Election Marathon: how many viewed

The audience ratings

Advertisement that ran in the Hull Daily Mail on 26 September 1959
Advertisement that ran in the Hull Daily Mail on 26 September 1959

Marathon was designed as an information programme. It was directed at a series of particular constituencies. It was advertised in 31 newspapers at a cost of some thousands of pounds. Its aim was to link candidate and constituent, nothing more. On that basis, Granada did not expect a wide audience for any one Marathon programme (directed at, say, five constituencies with an average electorate of 60,000). Nor did Granada know to what extent constituents being addressed would find Marathon a useful service.

The broad answer has been given by Television Audience Measurement (TAM), a marketing research organisation which records audience sizes for ITV. Granada thought these TAM figures encouraging, for they showed that on average more than

200.000 homes were watching Marathon, and at times at least a million people were viewing.
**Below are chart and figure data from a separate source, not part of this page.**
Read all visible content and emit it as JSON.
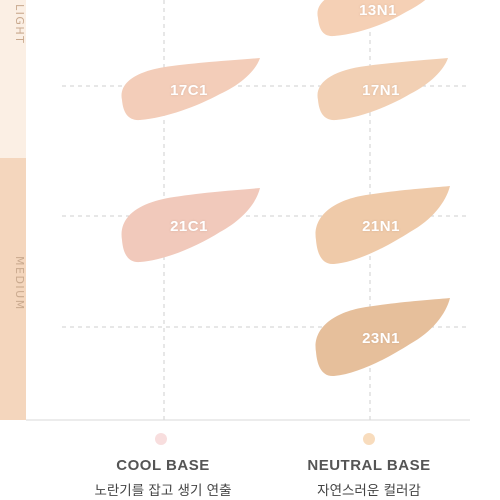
{
  "side": {
    "light_label": "LIGHT",
    "medium_label": "MEDIUM"
  },
  "swatches": [
    {
      "label": "13N1",
      "color": "#f5d0b5"
    },
    {
      "label": "17C1",
      "color": "#f3cdb9"
    },
    {
      "label": "17N1",
      "color": "#f2d0b4"
    },
    {
      "label": "21C1",
      "color": "#f1c9bb"
    },
    {
      "label": "21N1",
      "color": "#efcaa9"
    },
    {
      "label": "23N1",
      "color": "#e6bf9b"
    }
  ],
  "bases": {
    "cool": {
      "title": "COOL BASE",
      "subtitle": "노란기를 잡고 생기 연출",
      "dot_color": "#f8dede"
    },
    "neutral": {
      "title": "NEUTRAL BASE",
      "subtitle": "자연스러운 컬러감",
      "dot_color": "#f8dcbd"
    }
  }
}
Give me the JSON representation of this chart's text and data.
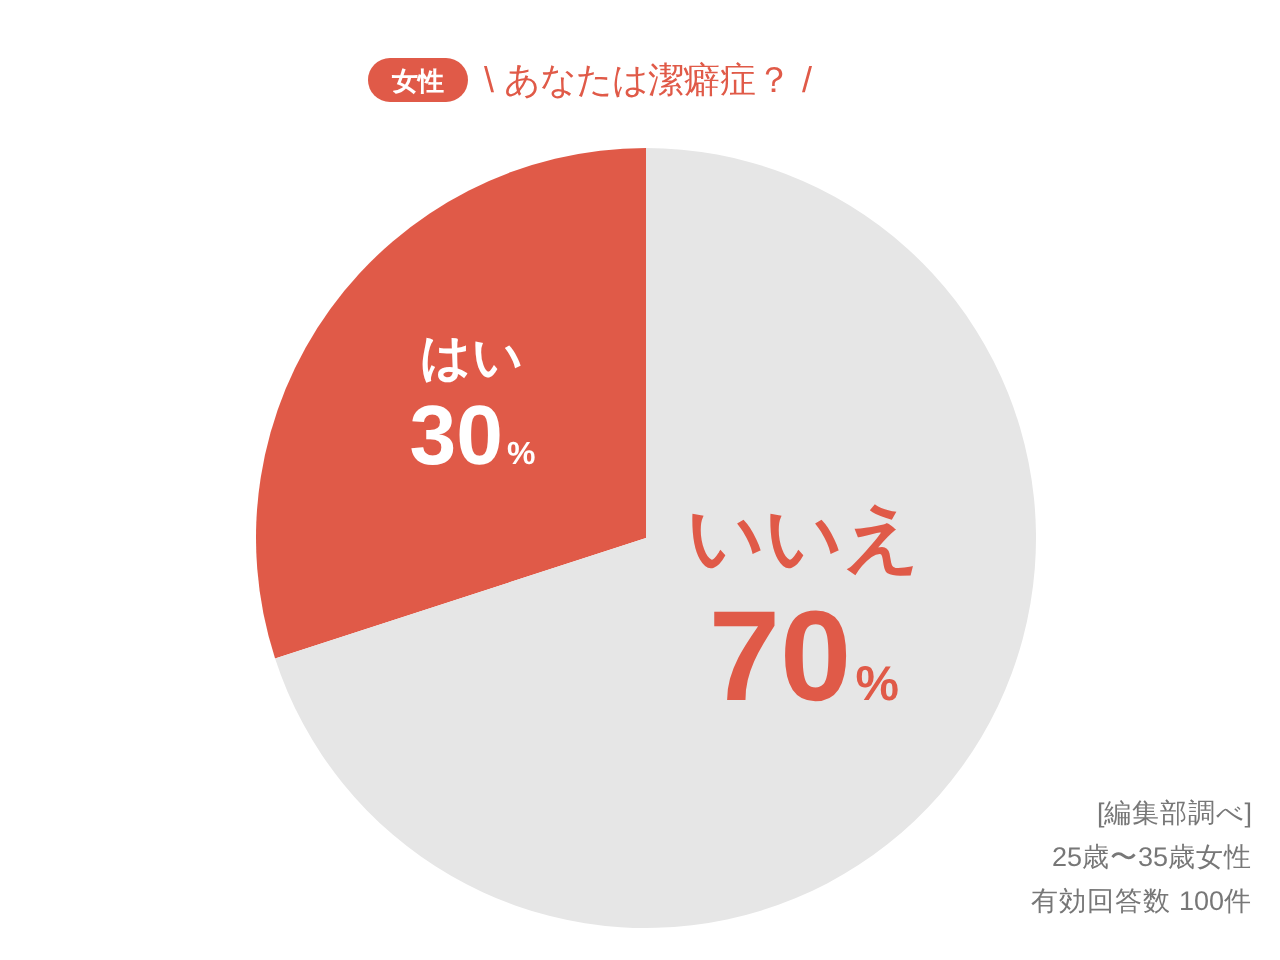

Marathon was on the air a total of 11 hours 41 minutes — in Lancashire 6 hours 3 minutes, and 5 hours 38 minutes in Yorkshire. The biggest audience for any one programme was 332,000 homes in Lancashire on Marathon’s first night, when an average of 24% of the homes were tuned in. In Yorkshire the biggest audience was also on the first night, when 141,000 homes, or 14% tuned in.

The TAM figures also show:

  1. despite the off-peak hours many of the series were viewed by more people than watched the party political broadcast screened in the region earlier in the evening (at 10 p.m.).
  2. every afternoon Marathon programme drew more viewers as it continued. For instance, on Monday Oct. 5 in Lancashire, 4% of the homes were tuned in for the first ten minutes, and 17% for the last four minutes.
  3. except for the first night, the numbers viewing the late night Marathon dropped as the programme continued. Presumably people switched off and went to bed after they had seen their own candidates (BBC had shut down, so there was no alternative programme for viewers to switch to). Never more than 10% switched off — and on Oct. 2 the numbers viewing (15% of the homes at the start, 11.31 p.m.) had fallen by only 2% at the end of the programme, 11.40 p.m.
  4. during the period of Election Marathon, the weekday audience in the Northern region for all party political broadcasts was well above the national average. This suggests tha tpeople in the North, perhaps stimulated by Marathon, may have been taking a greater interest in the General Election.

These TAM figures do not, of course, show the effects of Marathon in any one constituency. So Granada asked Research Services Ltd. to prepare a more detailed selective report. A further report and analysis is being prepared.

 

AN ONLOOKER’S VIEW

‘I do not know the results of Granada’s ‘Operation, Marathon’, but anyone deeply concerned with the relationship between television and the continuation of democratic processes must applaud the effort to prevent political television from becoming too big — from concentrating too much on the national political figures”. — Edward R. Murrow, the world-famous American television reporter, in the second of the British Association Granada lectures at Guildhall, London, on October 19th, 1959.